Andy Roddick decided to end his career on his own terms, announcing at a surprise press conference on his thirtieth birthday Thursday night that this U.S. Open would be his last tournament.

“I’ll make this short and sweet. I’ve decided that this is going to be my last tournament,” Roddick said at the start of his press conference, his voice free of emotion. “I don’t know if I’m healthy enough or committed enough to continue another year.” (Roddick has been beset by various injuries in recent years.)

“If I’m being honest, I would have bet against myself on getting through this without tears today. I must have already gotten them out earlier. This has been a huge part of my life always. But I don’t know that it’s always been my entire life. I do feel very confident in the things and the people that I have to fall back on,” he continued.

At Sports Illustrated, Bruce Jenkins praised Roddick for his graceful goodbye, which has him leaving in “a swirl of universal admiration.” Roddick “isn’t leaving the game too soon, nor does anyone feel he stuck around too long. Rare is the world-class athlete who makes such a clean, flawless exit,” he wrote. 

And what, according to Jenkins, will Roddick be remembered for?

He’ll go down as the leading American player of his generation, a distinction reserved strictly for the greats. It won’t be any particular shot or stylistic impression that marks his legacy, nor will a Grand Slam history that records just a single major title. What people will remember most about Roddick, I’d surmise, is his indomitable spirit.

Jeff Eisenberg also tackled that question at Yahoo! Sports’s Busted Racquet blog:

What Roddick’s legacy in the sport will be depends whether his career is viewed in comparison to some of the other greats of his era or on its own merit.

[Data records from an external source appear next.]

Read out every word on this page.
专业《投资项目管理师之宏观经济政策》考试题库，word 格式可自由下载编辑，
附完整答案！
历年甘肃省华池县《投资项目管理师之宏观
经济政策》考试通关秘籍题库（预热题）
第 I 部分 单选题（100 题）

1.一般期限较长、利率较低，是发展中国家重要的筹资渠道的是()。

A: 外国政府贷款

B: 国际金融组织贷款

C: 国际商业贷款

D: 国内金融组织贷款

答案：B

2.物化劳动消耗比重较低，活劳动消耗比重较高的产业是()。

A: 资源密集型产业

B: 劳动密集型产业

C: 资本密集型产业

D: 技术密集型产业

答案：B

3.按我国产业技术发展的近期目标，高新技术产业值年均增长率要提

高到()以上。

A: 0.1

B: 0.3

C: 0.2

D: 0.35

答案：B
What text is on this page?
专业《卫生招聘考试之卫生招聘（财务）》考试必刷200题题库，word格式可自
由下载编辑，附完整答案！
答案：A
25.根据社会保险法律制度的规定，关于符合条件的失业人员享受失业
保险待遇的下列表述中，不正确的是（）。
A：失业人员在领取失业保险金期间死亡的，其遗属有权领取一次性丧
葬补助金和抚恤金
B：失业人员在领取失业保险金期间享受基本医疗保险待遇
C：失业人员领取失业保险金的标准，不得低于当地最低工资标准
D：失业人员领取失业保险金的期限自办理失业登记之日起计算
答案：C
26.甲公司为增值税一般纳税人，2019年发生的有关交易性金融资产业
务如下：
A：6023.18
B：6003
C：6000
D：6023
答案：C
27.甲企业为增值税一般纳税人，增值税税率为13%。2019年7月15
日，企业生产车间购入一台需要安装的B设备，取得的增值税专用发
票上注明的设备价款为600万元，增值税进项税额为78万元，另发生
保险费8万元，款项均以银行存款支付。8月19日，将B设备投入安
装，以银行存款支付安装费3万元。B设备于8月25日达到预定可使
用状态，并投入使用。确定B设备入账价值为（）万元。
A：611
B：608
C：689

On the one hand, he used his powerful serve and potent forehand to remain a decade-long fixture in the top 10 and keep the U.S. relevant in men’s tennis. On the other hand, he never could unequivocally say he was the best in his sport, always overshadowed by Roger Federer in his prime and eclipsed by the likes of Rafael Nadal, Novak Djokovic and Andy Murray in recent years.

Roddick, the last American man to win a Grand Slam, is currently ranked number 22 in the world. He attained the number-one ranking in 2003, the year he won the U.S. Open, his sole Grand Slam victory out of his 32 career titles.

But at ESPN, Johnette Howard cautioned critics not to view Roddick as a “one-Slam wonder.” “That’s never been fair,” she wrote:

He didn’t settle for just re-inventing himself once. He doggedly kept at it again and again. And there’s no shame at all in the fact that no matter how admirably Roddick worked at it — dropping weight, changing coaches, improving his foot speed and volleys so he could rely less on his 135 mph serves or sledgehammer forehands — first Federer, then Rafael Nadal, then Novak Djokovic all came along and surpassed Roddick anyway.

And still Roddick never called off the chase. Not until Thursday.

Howard praised Roddick for his grace and thoughtfulness: “He’s been both admirably serious about his craft and hysterically funny, deeply patriotic when the U.S. Davis Cup team called and yet generous and respectful toward his fellow players no matter where they came from.”

And when asked at Thursday’s press conference “how it felt to be ‘the face of American tennis’ all these years — meaning the standardbearer who not only had the challenge of trying to hurdle Federer but of following a countryman as great as Sampras — and Roddick quickly answered, ‘It’s been a pleasure,'” Howard wrote. “But that was typical Roddick, underselling himself again. The pleasure was ours.”

Roddick, who beat fellow American 21-year-old Rhyne Williams in three sets in his first round match on Tuesday, is set to play Australia’s Bernard Tomic on Friday.

In Tuesday’s Austin American-Statesman, Michael Barnes reported on the Andy Roddick Foundation’s tennis and learning center under construction in East Austin. The facility will feature eight tennis courts and a 10,600-square-foot building, and it will host an after-school tennis program when it opens in 2013.

“I’ve surely realized that my tennis career won’t last forever,” Roddick told Barnes. “And the opportunity to create something positive and lasting in Austin is very important to me. … My perfect scenario is that kids 10 years from now won’t know that I ever played tennis but will be positively affected by this program we are starting now.”